Earlier today, the New York City Planning Commission (“CPC”) held a public review session on the controversial Citywide Hotel Special Permit Text Amendment (the “Hotel Special Permit”), referring the application to all community boards, borough boards and borough presidents for the next 90 days.
The CPC was set to also hear the much-anticipated City-sponsored application to rezone SoHo/NoHo, but ultimately made the decision to hold over this application until the next CPC hearing. This decision was made in light of a lawsuit brought last week by community groups opposing the SoHo/NoHo rezoning. Petitioners embarked on a similar strategy to those who oppose the Gowanus Rezoning, seeking a temporary restraining order (“TRO”). Notably, the TRO in the Gowanus Rezoning case was lifted two weeks ago, enabling the CPC to certify the rezoning application on April 19, 2021, thereby beginning its foray into the Uniform Land Use Review Procedure (“ULURP”).1 In the case of the SoHo/ NoHo rezoning, the court, earlier today, denied the petitioner’s request for a TRO, while signing the order to show cause and setting the return date and briefing schedule, allowing the lawsuit to proceed.
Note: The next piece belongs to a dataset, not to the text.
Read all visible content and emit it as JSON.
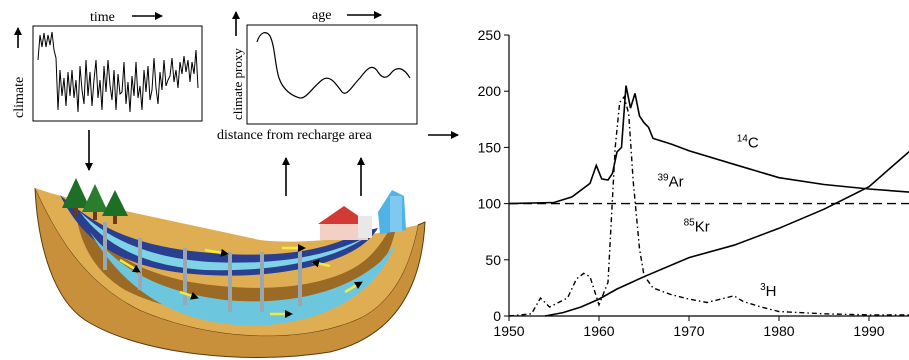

In this Client Alert, we provide an overview of the Hotel Special Permit, notable critiques and comments from the public review session, and provide the status and timeframe of the application going forward.
Hotel Special Permit:
As discussed in our prior client alert; the Hotel Special Permit would establish a new special permit requirement under the jurisdiction of the CPC for new hotels, motels, tourist cabins, and boatels in C1, C2, C4, C5, C6, C8, and Mixed-Use (MX) and paired M1/R districts. During the public review session earlier today, commissioners had a variety of comments regarding the Hotel Special Permit. Several commissioners vocalized their support for the Hotel Special Permit’s stated goal, i.e., ensuring that new hotel development does not conflict with the neighborhood surroundings. However, Commissioner Levin raised the question of whether the stated purpose is in conflict with the “vague” and broad finding requirements in the proposed text. Several commissioners also questioned whether this was the appropriate time to bring forward the Hotel Special Permit, as it would result in the slowdown in the development and construction of hotels, and potentially impact tourism in a time in which New York City is trying to recover from the COVID-19 global pandemic. Commissioner Douek suggested that the City consider modifications to the Hotel Special Permit, such as including an automatic sunset provision, which would allow the CPC to re-evaluate its efficacy after a number of years. Commissioner Ortiz raised a concern that “if visitors don’t have hotel rooms . . . does this make Airbnb and temporary lodging more attractive, which in turn hampers and affects housing affordability?” She added “I think we are replacing one set of problems with another. . . we want [people] in New York. . . . why would we make it more difficult for them to stay here?” Further, Commissioner Ortiz and the City agreed that special permit requirements under the Bloomberg administration curtailed growth of the hotel industry, which, as Commissioner Ortiz pointed out, if the same occurs here, will negatively impact housing affordability. The City further acknowledged that they do expect the Hotel Special Permit requirement to slow down development and construction of hotels, but assumes the hotel industry will adapt.
Since text amendments are not subject to ULURP, the CPC referred this application to all community boards, borough presidents and borough boards for the next 90 days for their review. Importantly, today, the notice of completion of the Draft Environmental Impact Statement (“DEIS”) and DEIS were issued; a public hearing on the same has not yet been scheduled. The DEIS is available here.
The Stroock Land Use and Environmental Team will be diligently following this text amendment throughout the process and providing testimony and written comments, as necessary, and updating clients on timing, changes in the text, the political climate, and the likelihood of success.
ULURP is a statutory five-to-seven month process that requires review and advisory recommendations by the Community Board and Borough President, review and vote by the City Planning Commission, and review and vote by the City Council.